Como representante de uma legião pertinente ao vale, Alexandre luta à procura da redenção; como as saídas se apresentam em círculos, íngremes, sem veredas, circundantes, dificultam qualquer fuga, daquele caos. O personagem logra saída através do braço da floresta, réstia de luz salvadora, que ludibria a segurança do vale. Recobrado de sua loucura, ele retoma a sua infância: retorna aos 4 anos de idade, quando rasgava, encantado, a sua floresta, levado pelo braço de Jerônimo. Para quem, no mais das vezes, viveu mergulhado em seu estado alucinógeno, o braço da floresta simboliza os fortuitos momentos de lucidez de Alexandre.

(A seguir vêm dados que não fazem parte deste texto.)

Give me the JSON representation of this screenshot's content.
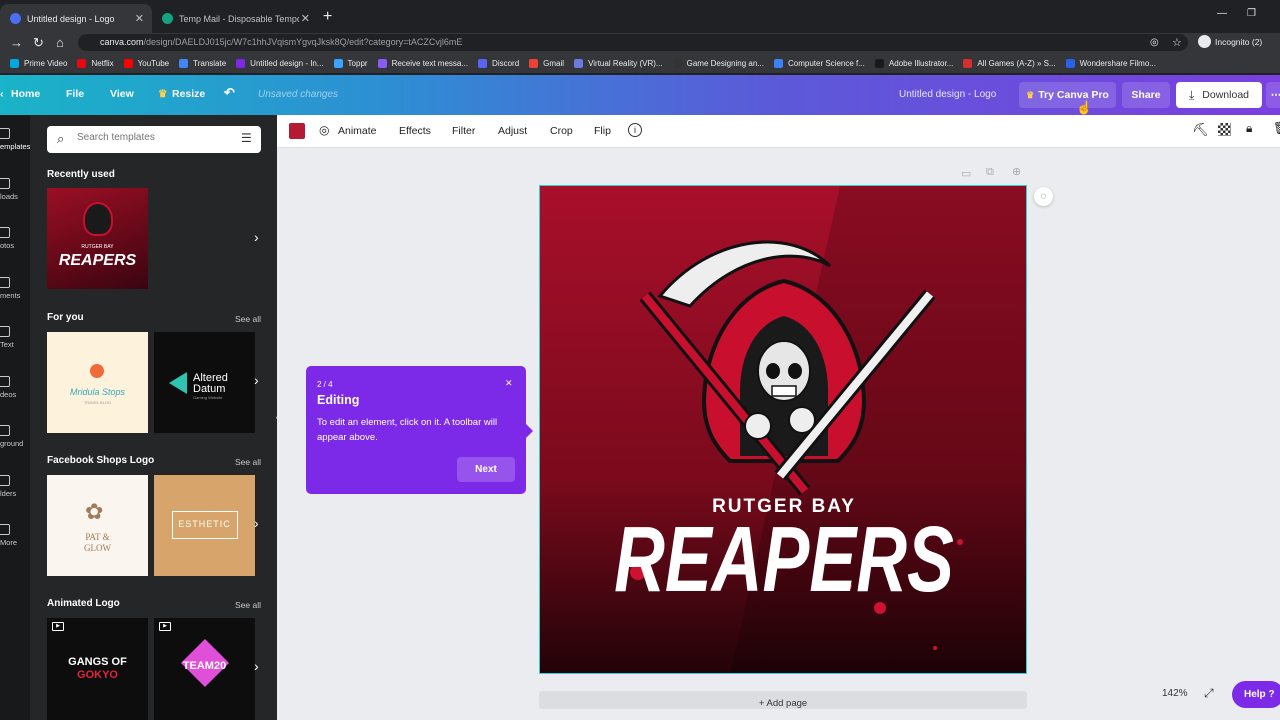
{
  "browser": {
    "tabs": [
      {
        "title": "Untitled design - Logo",
        "active": true
      },
      {
        "title": "Temp Mail - Disposable Tempora...",
        "active": false
      }
    ],
    "url_host": "canva.com",
    "url_rest": "/design/DAELDJ015jc/W7c1hhJVqismYgvqJksk8Q/edit?category=tACZCvjl6mE",
    "profile": "Incognito (2)",
    "bookmarks": [
      "Prime Video",
      "Netflix",
      "YouTube",
      "Translate",
      "Untitled design - In...",
      "Toppr",
      "Receive text messa...",
      "Discord",
      "Gmail",
      "Virtual Reality (VR)...",
      "Game Designing an...",
      "Computer Science f...",
      "Adobe Illustrator...",
      "All Games (A-Z) » S...",
      "Wondershare Filmo..."
    ]
  },
  "header": {
    "home": "Home",
    "file": "File",
    "view": "View",
    "resize": "Resize",
    "unsaved": "Unsaved changes",
    "doc_title": "Untitled design - Logo",
    "try_pro": "Try Canva Pro",
    "share": "Share",
    "download": "Download"
  },
  "rail": [
    {
      "label": "emplates",
      "active": true
    },
    {
      "label": "loads",
      "active": false
    },
    {
      "label": "otos",
      "active": false
    },
    {
      "label": "ments",
      "active": false
    },
    {
      "label": "Text",
      "active": false
    },
    {
      "label": "deos",
      "active": false
    },
    {
      "label": "ground",
      "active": false
    },
    {
      "label": "lders",
      "active": false
    },
    {
      "label": "More",
      "active": false
    }
  ],
  "panel": {
    "search_placeholder": "Search templates",
    "recently_used": "Recently used",
    "for_you": "For you",
    "facebook_shops": "Facebook Shops Logo",
    "animated": "Animated Logo",
    "see_all": "See all",
    "thumb_texts": {
      "recent_small": "RUTGER BAY",
      "recent_big": "REAPERS",
      "mridula": "Mridula Stops",
      "mridula_sub": "TRAVEL BLOG",
      "altered": "Altered",
      "datum": "Datum",
      "datum_sub": "Gaming Website",
      "pat": "PAT &",
      "glow": "GLOW",
      "esthetic": "ESTHETIC",
      "gangs": "GANGS OF",
      "gangs2": "GOKYO",
      "team": "TEAM20"
    }
  },
  "toolbar": {
    "animate": "Animate",
    "effects": "Effects",
    "filter": "Filter",
    "adjust": "Adjust",
    "crop": "Crop",
    "flip": "Flip",
    "swatch_color": "#b51a35"
  },
  "design": {
    "subtitle": "RUTGER BAY",
    "title": "REAPERS"
  },
  "tooltip": {
    "step": "2 / 4",
    "title": "Editing",
    "body": "To edit an element, click on it. A toolbar will appear above.",
    "next": "Next"
  },
  "footer": {
    "add_page": "+ Add page",
    "zoom": "142%",
    "help": "Help ?"
  }
}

Entendemos a ressurreição dessa personagem, como única, em qualquer plano; era no justo momento de lucidez quando ele encontrava-se levitado. Lutou, como um condenado, quando foi viver na vila de Coaraci, para manter-se a salvo dos diabinhos que o empurravam para o lodaçal. Apesar do seu esforço, os maus-espíritos o dominavam e o levavam de volta ao vale. Nesse seu retorno, porém, a estrada já não é a mesma, nem sequer o vale. Alexandre quer buscar no passado, fatos, pessoas ainda presas às sombras tenebrosas da terra, querendo vir buscá-lo, para libertá-lo, o que só o consegue através da morte: “Ocultam-se, num corte fulminante, o vale e o vento. Tudo se vai fechando, aos poucos, com serenidade e imensa quietude”.
Jerônimo – Se Alexandre é a personagem principal, Jerônimo é mais fascinante. Jamais saiu do vale. Surgiu com Abílio, depois, abandonado por este, levou Alexandre, menino ainda, para a solidão da sua caverna, no interior da rocha. Jerônimo existiu ou representou apenas o lado enfermo da personalidade de Alexandre? Ele era aquele caráter violento, que habitava a caverna, ou era somente a demência que Alexandre herdara de Abílio. O certo é que Jerônimo transferiu para Alexandre, claros antecedentes de loucura de Abílio, os quais permaneceram como entraves, que o impediu de libertar-se das amarras da alienação e do crime: “Como se o vento do vale soprasse nos meus ouvidos, e, no próprio vale eu estivesse a andar na grande estrada, senti nos ombros, pesadas e agressivas, as mãos de Jerônimo (...) a imagem de Jerônimo chamava-me aos berros, como um enfeitiçado... “
Nos instantes finais, quando Abílio reaparece para mostrar ao filho a estrada longa da redenção, Alexandre vê-se preocupado, com a possível chegada de Jerônimo, para censurá-lo. “Venha a luz, com a manhã (...) pois eu sei que Jerônimo chegará muito mais tarde”.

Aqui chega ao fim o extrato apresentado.